Les dijeron que estaba vacío, que habían encontrado
la entrada abierta y el sepulcro vacío. Habían trascendido otros detalles, pero
eso fue suficiente para que los dos salieran disparados por las callejuelas de
la soñolienta ciudad.
Partieron enseguida, apretando los talones, y
recorrieron todo lo rápido que pudieron el largo y oscuro trayecto. Los
primeros rayos de sol ya comenzaban a alumbrar el cielo.
Lo habían sepultado apenas tres días antes. «¿Qué
más querrán hacer con Su cuerpo? —pensaban—. ¿No lo azotaron suficiente antes
de matarlo?»
Todavía estaba fresco en la mente de Pedro el
recuerdo de los soldados descargando sus látigos contra Él una y otra vez,
mucho más de lo que es capaz de soportar un hombre. Y Él lo había permitido.
Jesús pudo haberlo detenido. ¿Por qué dejó que lo
siguieran atormentando? Dijo que podría haber llamado a legiones de ángeles
para que lo protegieran. ¿Por qué no lo hizo?

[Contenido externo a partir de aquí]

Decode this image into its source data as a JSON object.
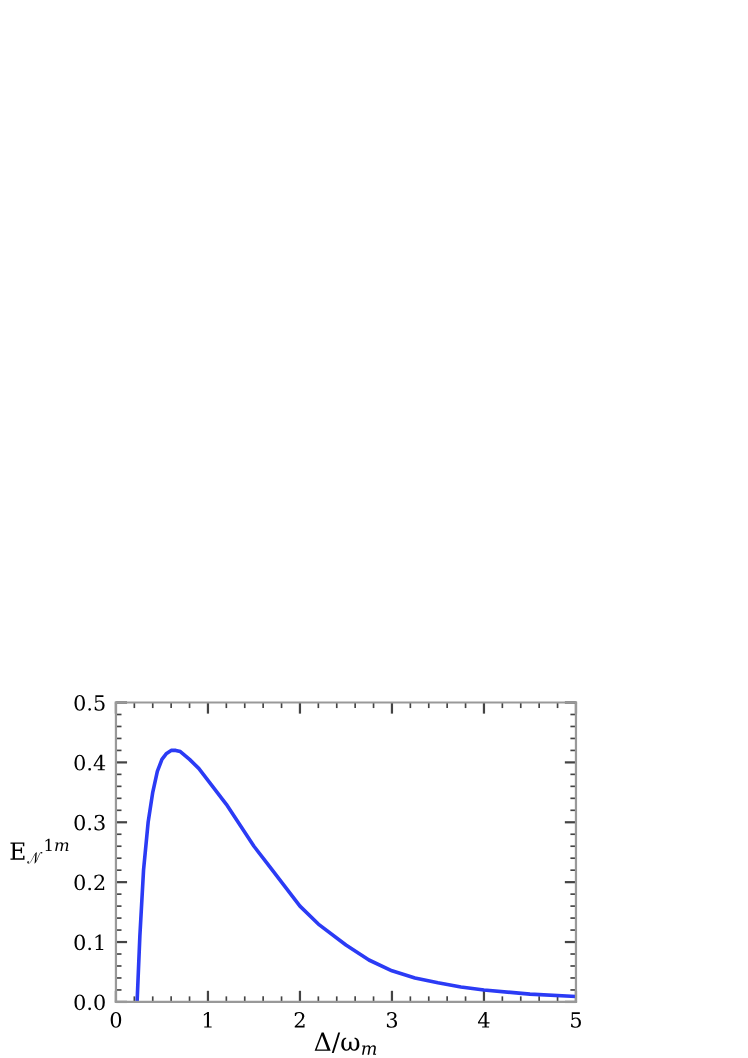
{
  "chart_data": {
    "type": "line",
    "xlabel": "Δ/ω$_{m}$",
    "ylabel": "E$_{𝒩}$$^{1m}$",
    "xlim": [
      0,
      5
    ],
    "ylim": [
      0,
      0.5
    ],
    "xticks": [
      0,
      1,
      2,
      3,
      4,
      5
    ],
    "yticks": [
      {
        "value": 0,
        "label": "0.0"
      },
      0.1,
      0.2,
      0.3,
      0.4,
      0.5
    ],
    "grid": false,
    "legend": false,
    "marker": "none",
    "line_style": "solid",
    "series": [
      {
        "color": "#2b3bf5",
        "x": [
          0.23,
          0.26,
          0.3,
          0.35,
          0.4,
          0.45,
          0.5,
          0.55,
          0.6,
          0.65,
          0.7,
          0.8,
          0.9,
          1.0,
          1.1,
          1.2,
          1.35,
          1.5,
          1.65,
          1.8,
          2.0,
          2.2,
          2.5,
          2.75,
          3.0,
          3.25,
          3.5,
          3.75,
          4.0,
          4.5,
          5.0
        ],
        "values": [
          0.0,
          0.11,
          0.22,
          0.3,
          0.35,
          0.385,
          0.405,
          0.415,
          0.42,
          0.42,
          0.418,
          0.405,
          0.39,
          0.37,
          0.35,
          0.33,
          0.295,
          0.26,
          0.23,
          0.2,
          0.16,
          0.13,
          0.095,
          0.07,
          0.052,
          0.04,
          0.032,
          0.025,
          0.02,
          0.013,
          0.009
        ]
      }
    ]
  }
}
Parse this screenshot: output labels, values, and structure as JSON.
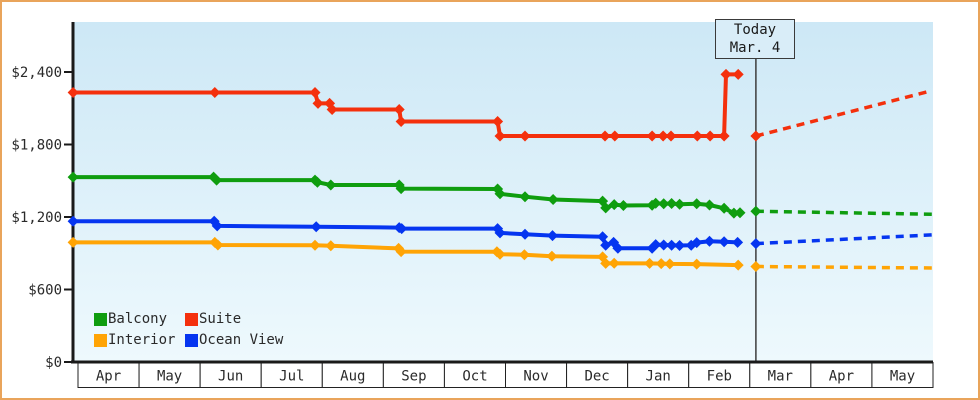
{
  "legend": {
    "items": [
      {
        "label": "Balcony",
        "color": "#0f9d0f",
        "slug": "balcony"
      },
      {
        "label": "Suite",
        "color": "#f4300d",
        "slug": "suite"
      },
      {
        "label": "Interior",
        "color": "#ffa405",
        "slug": "interior"
      },
      {
        "label": "Ocean View",
        "color": "#0535f0",
        "slug": "ocean-view"
      }
    ]
  },
  "chart_data": {
    "type": "line",
    "unit": "USD",
    "title": "",
    "x_axis": {
      "note": "x values are fractional month units, 0 = start of first Apr cell",
      "month_labels": [
        "Apr",
        "May",
        "Jun",
        "Jul",
        "Aug",
        "Sep",
        "Oct",
        "Nov",
        "Dec",
        "Jan",
        "Feb",
        "Mar",
        "Apr",
        "May"
      ]
    },
    "y_axis": {
      "min": 0,
      "max": 2400,
      "tick_step": 600,
      "ticks": [
        {
          "value": 0,
          "label": "$0"
        },
        {
          "value": 600,
          "label": "$600"
        },
        {
          "value": 1200,
          "label": "$1,200"
        },
        {
          "value": 1800,
          "label": "$1,800"
        },
        {
          "value": 2400,
          "label": "$2,400"
        }
      ]
    },
    "today": {
      "x": 11.1,
      "label": "Today",
      "date": "Mar. 4"
    },
    "series": [
      {
        "name": "Suite",
        "slug": "suite",
        "color": "#f4300d",
        "marker": "diamond",
        "history": [
          [
            -0.08,
            2230
          ],
          [
            2.24,
            2230
          ],
          [
            3.88,
            2230
          ],
          [
            3.93,
            2140
          ],
          [
            4.12,
            2140
          ],
          [
            4.16,
            2090
          ],
          [
            5.26,
            2090
          ],
          [
            5.29,
            1990
          ],
          [
            6.87,
            1990
          ],
          [
            6.91,
            1870
          ],
          [
            7.32,
            1870
          ],
          [
            8.63,
            1870
          ],
          [
            8.79,
            1870
          ],
          [
            9.4,
            1870
          ],
          [
            9.58,
            1870
          ],
          [
            9.71,
            1870
          ],
          [
            10.14,
            1870
          ],
          [
            10.35,
            1870
          ],
          [
            10.58,
            1870
          ],
          [
            10.61,
            2380
          ],
          [
            10.81,
            2380
          ]
        ],
        "today_price": 1870,
        "projection": [
          [
            11.1,
            1870
          ],
          [
            13.98,
            2245
          ]
        ]
      },
      {
        "name": "Balcony",
        "slug": "balcony",
        "color": "#0f9d0f",
        "marker": "diamond",
        "history": [
          [
            -0.08,
            1530
          ],
          [
            2.22,
            1530
          ],
          [
            2.27,
            1505
          ],
          [
            3.88,
            1505
          ],
          [
            3.92,
            1488
          ],
          [
            4.14,
            1465
          ],
          [
            5.26,
            1465
          ],
          [
            5.29,
            1435
          ],
          [
            6.87,
            1432
          ],
          [
            6.91,
            1392
          ],
          [
            7.32,
            1368
          ],
          [
            7.78,
            1345
          ],
          [
            8.59,
            1332
          ],
          [
            8.64,
            1275
          ],
          [
            8.78,
            1303
          ],
          [
            8.93,
            1295
          ],
          [
            9.4,
            1297
          ],
          [
            9.46,
            1313
          ],
          [
            9.59,
            1310
          ],
          [
            9.72,
            1312
          ],
          [
            9.85,
            1306
          ],
          [
            10.13,
            1309
          ],
          [
            10.34,
            1299
          ],
          [
            10.58,
            1272
          ],
          [
            10.74,
            1232
          ],
          [
            10.84,
            1236
          ]
        ],
        "today_price": 1248,
        "projection": [
          [
            11.1,
            1248
          ],
          [
            13.98,
            1222
          ]
        ]
      },
      {
        "name": "Ocean View",
        "slug": "ocean-view",
        "color": "#0535f0",
        "marker": "diamond",
        "history": [
          [
            -0.08,
            1165
          ],
          [
            2.23,
            1165
          ],
          [
            2.28,
            1126
          ],
          [
            3.9,
            1120
          ],
          [
            5.26,
            1112
          ],
          [
            5.3,
            1104
          ],
          [
            6.87,
            1104
          ],
          [
            6.91,
            1068
          ],
          [
            7.32,
            1058
          ],
          [
            7.77,
            1046
          ],
          [
            8.59,
            1036
          ],
          [
            8.64,
            966
          ],
          [
            8.77,
            990
          ],
          [
            8.84,
            942
          ],
          [
            9.4,
            942
          ],
          [
            9.46,
            972
          ],
          [
            9.59,
            968
          ],
          [
            9.72,
            966
          ],
          [
            9.85,
            964
          ],
          [
            10.04,
            966
          ],
          [
            10.13,
            988
          ],
          [
            10.34,
            1000
          ],
          [
            10.58,
            996
          ],
          [
            10.8,
            990
          ]
        ],
        "today_price": 980,
        "projection": [
          [
            11.1,
            980
          ],
          [
            13.98,
            1052
          ]
        ]
      },
      {
        "name": "Interior",
        "slug": "interior",
        "color": "#ffa405",
        "marker": "diamond",
        "history": [
          [
            -0.08,
            990
          ],
          [
            2.24,
            990
          ],
          [
            2.29,
            968
          ],
          [
            3.88,
            966
          ],
          [
            4.14,
            962
          ],
          [
            5.25,
            940
          ],
          [
            5.29,
            914
          ],
          [
            6.86,
            912
          ],
          [
            6.91,
            892
          ],
          [
            7.31,
            888
          ],
          [
            7.76,
            876
          ],
          [
            8.59,
            870
          ],
          [
            8.64,
            816
          ],
          [
            8.78,
            818
          ],
          [
            9.36,
            816
          ],
          [
            9.55,
            814
          ],
          [
            9.69,
            812
          ],
          [
            10.13,
            810
          ],
          [
            10.81,
            802
          ]
        ],
        "today_price": 790,
        "projection": [
          [
            11.1,
            790
          ],
          [
            13.98,
            778
          ]
        ]
      }
    ]
  }
}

De golpe le vino algo a la memoria. Era un texto
del profeta Isaías: «Él herido fue por nuestras rebeliones, molido por nuestros
pecados; el castigo de nuestra paz fue sobre Él, y por Su llaga fuimos nosotros
curados»1.
Entonces lo entendió: «Lo hizo por nosotros».
Ya se veía la entrada del sepulcro. Juan se le
había adelantado y lo estaba examinando con la mirada sin atreverse a entrar.
Al acercarse, Pedro aminoró la marcha. El sol se
asomaba por encima de un pequeño montículo que quedaba a su espalda. Amanecía.
Entró, y Juan lo siguió de cerca. La tumba estaba
vacía. En el suelo habían quedado los lienzos que se habían empleado para
cubrir el cuerpo, y el sudario con que habían envuelto la cabeza de Jesús
estaba prolijamente doblado un poco más allá.
El cuerpo no estaba. Se lo habían llevado.
—¿Quién… qué…? —a Juan no le salían las palabras;
finalmente acertó a decir—: ¿A dónde se lo llevaron?
No hubo respuesta; solo silencio. El ambiente era
electrizante. Algo se les escapaba. Algo importante.
Permanecieron unos minutos inmóviles, aguardando.
De pronto se les hizo la luz, y brilló en su corazón con una intensidad
parecida a la de aquel amanecer. Jesús les había hablado de eso. En su momento
ellos no lo habían entendido, pero a esas alturas estaba clarísimo.
«El Hijo del hombre […] será entregado a los
gentiles […]; mas al tercer día resucitará»2.
* * *
Yo soy la resurrección y la vida; el que cree en
Mí, aunque esté muerto, vivirá. Y todo aquel que vive y cree en Mí, no morirá
eternamente. Jesús en Juan 11:25,26
No está aquí, pues ha resucitado. Mateo
28:6
Los cuatro evangelios narran la resurrección de
Jesús. Este artículo es una adaptación de esos relatos.